While most businesses in the UK have some kind of security system set up, these are still fairly basic at least when it comes to analysing the footage recorded by the company’s CCTV cameras. Even though most modern systems have motion detectors within their cameras, this can still result in hundreds of hours recorded per month. All this data has to be dealt with in the right manner to get the most out of the commercial security system installed.

Our Current Methods

These days, footage is sent back to a DVR or PC where it is stored and later looked at. For larger companies, this will all be sent off to a central facility where the footage will sit, untouched, on their servers until a day when it is finally needed.
The problem with this process is that this footage takes up a lot of hard disk space. This is especially true since the video taken must be of sufficiently high quality so as to make out exactly what has happened, who was involved and what the results were.
In some cases, we’re storing this footage for even less than that. Businesses can utilise their CCTV footage to determine when someone entered a certain zone, how long they stayed for, etc. Again, this is an awful lot of data to be stored without really being worth it in terms of information being provided.

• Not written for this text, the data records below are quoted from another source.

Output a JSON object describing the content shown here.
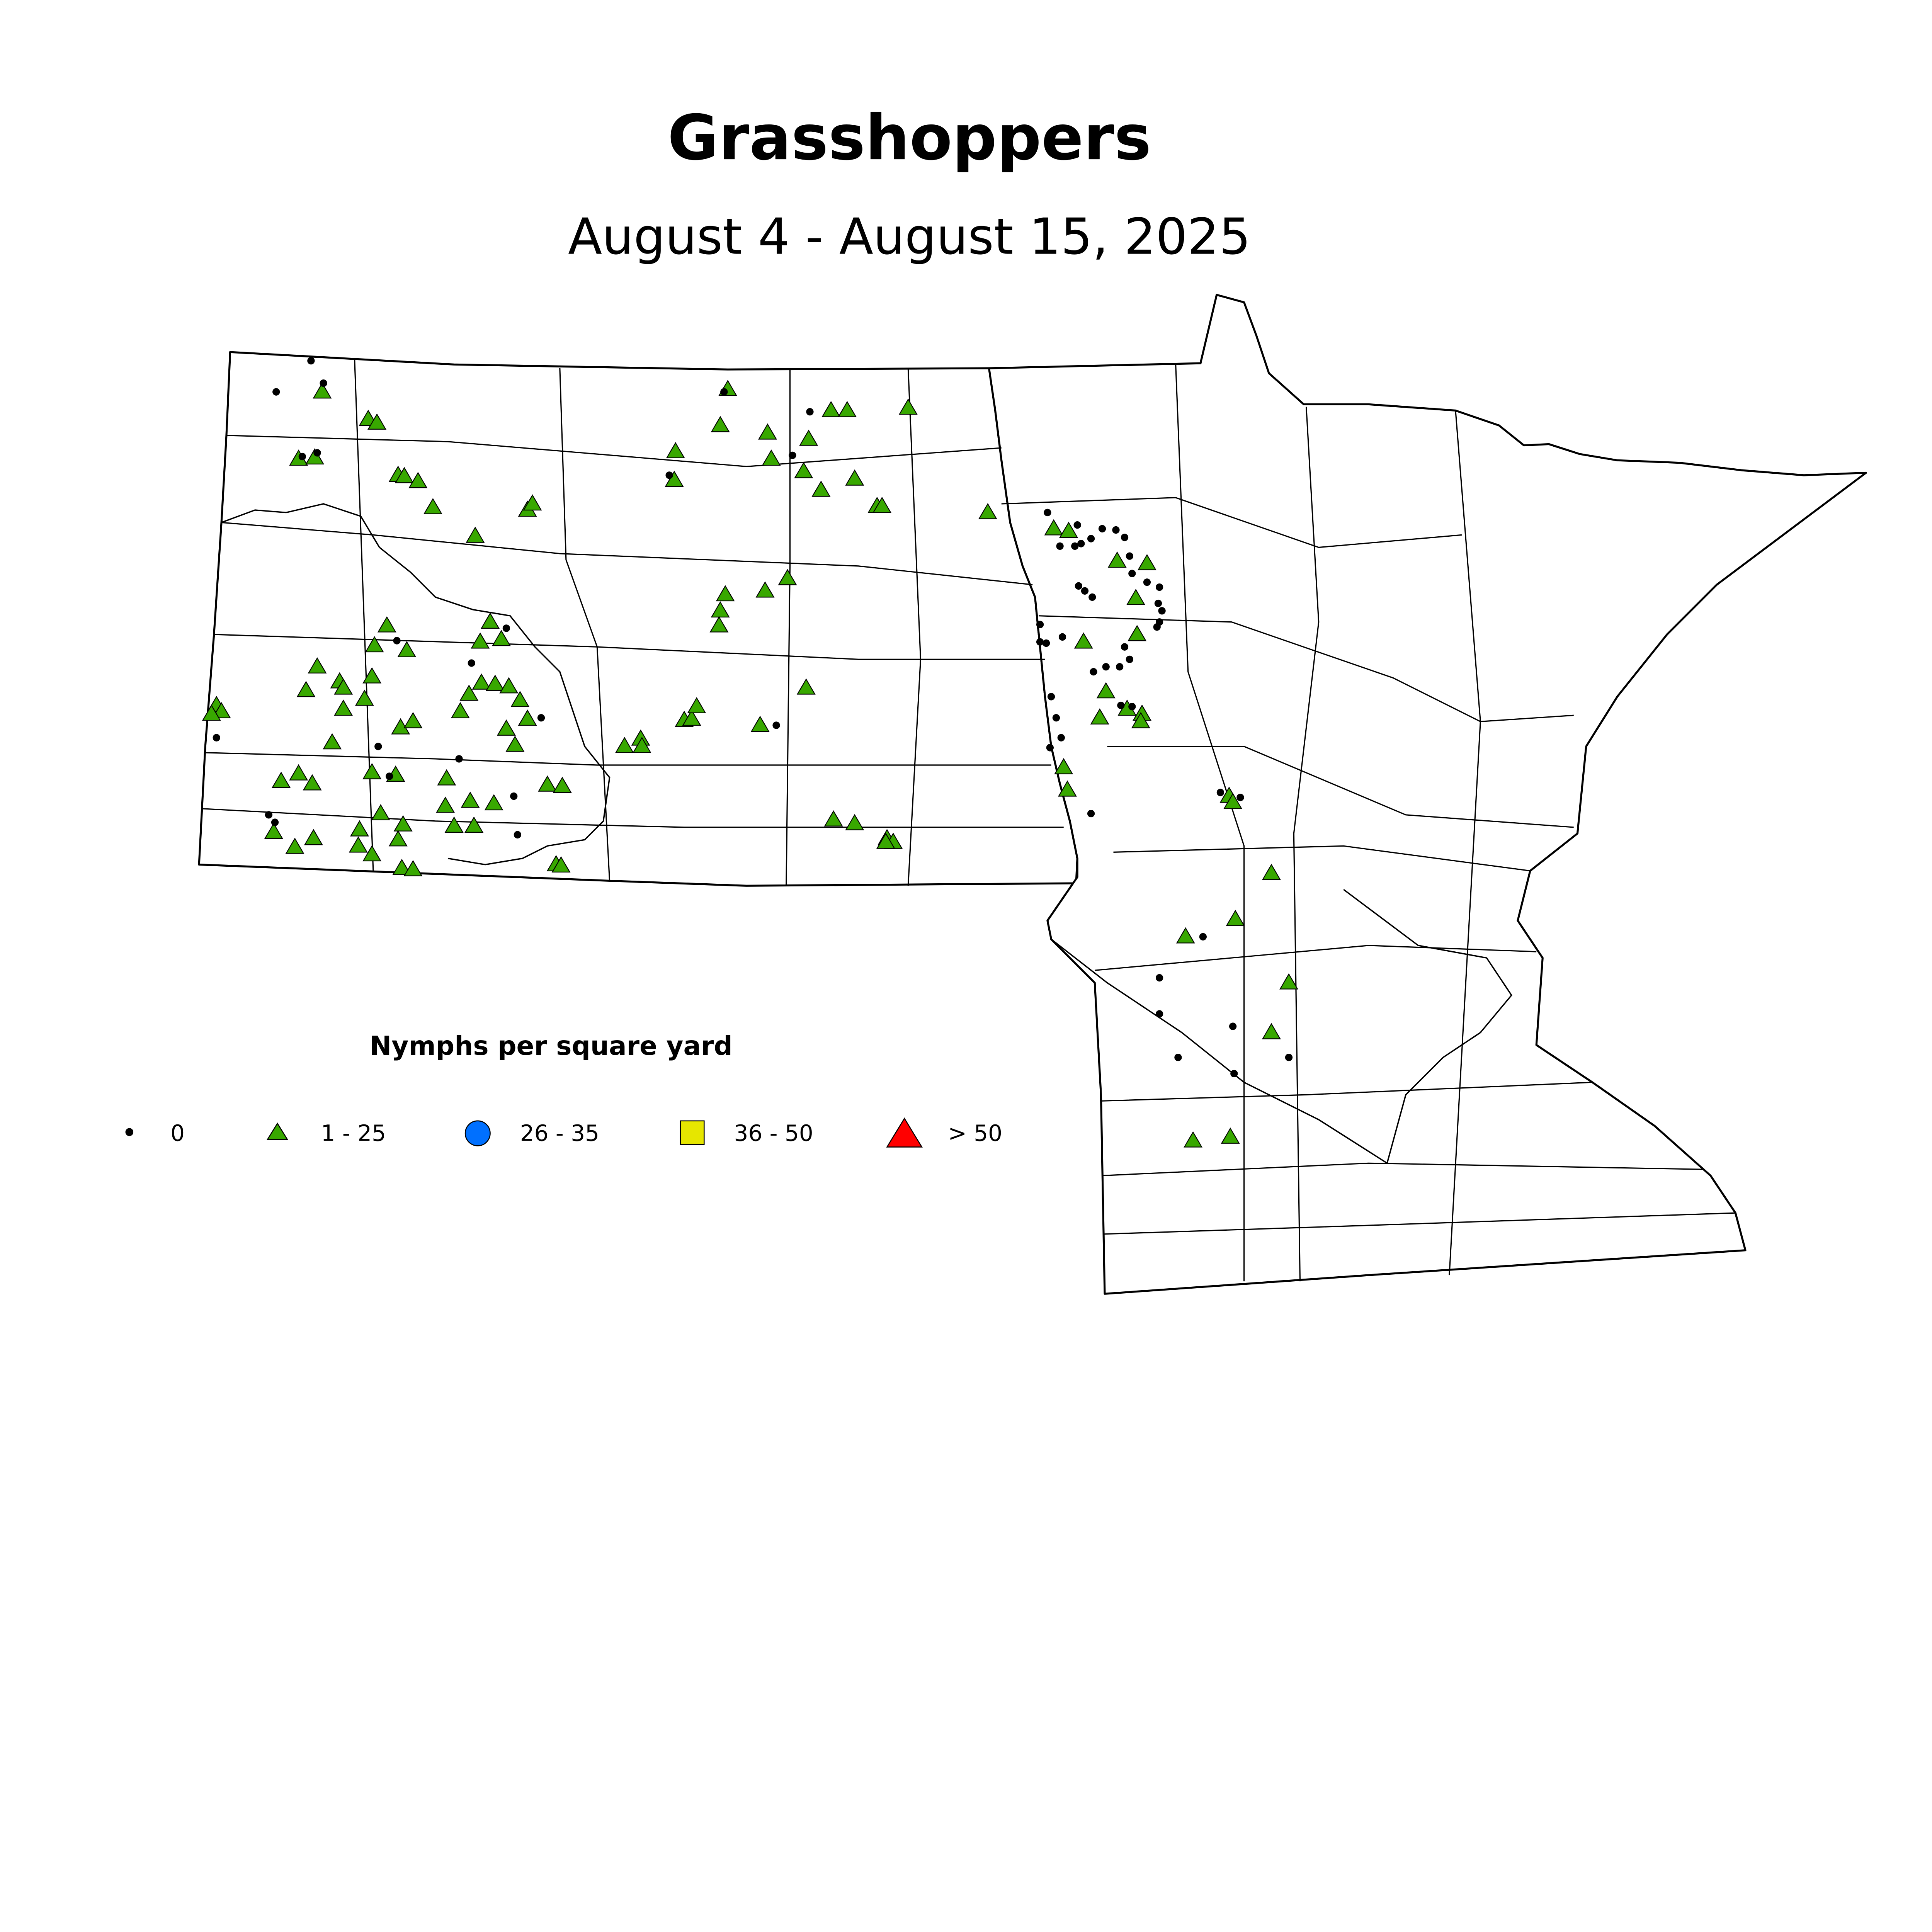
{
  "title": "Grasshoppers",
  "subtitle": "August 4 - August 15, 2025",
  "legend": {
    "title": "Nymphs per square yard",
    "items": [
      {
        "label": "0",
        "symbol": "dot",
        "color": "#000000"
      },
      {
        "label": "1 - 25",
        "symbol": "triangle",
        "color": "#38a800"
      },
      {
        "label": "26 - 35",
        "symbol": "circle",
        "color": "#0070ff"
      },
      {
        "label": "36 - 50",
        "symbol": "square",
        "color": "#e6e600"
      },
      {
        "label": "> 50",
        "symbol": "large-triangle",
        "color": "#ff0000"
      }
    ]
  }
}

A Brighter FutureThe Future of Video Processing for Commercial Premises

Fortunately, technology is being developed to help us deal with this flood of data in a more efficient manner. Instead of sending the raw CCTV footage from our office security systems to the central facility, the cameras themselves can analyse the data at the source. With smart programming, we can train these devices to record the following information about the important parts of the video being taken:
What time did the person enter the shot?
Which way were they facing?
Were they standing, sitting or lying down?
Where did they move to afterwards?
As you can see, these details take up a smaller amount of data than raw footage while still supplying a great deal of information about what happened onsite. While this probably won’t be useful for legal proceedings after break-ins, industrial espionage, etc., what it is good for is commercial research and development.

Analyzing the Data

Once the smart chips have gathered these snippets of information, they can then be sent to the central processing facility where they can be stored and analysed without taking up hundreds of terabytes of space. They can also be used to measure staff or customer movement throughout the premises without infringing on the privacy of these individuals. In this way, the company can gather information about trends in their business and save themselves a lot of hassle with regards to both digital storage space and the confidentiality of their employees and clients. With the advancement of smarter CCTV cameras, this type of technology should be seen within businesses all over the world within the next few years.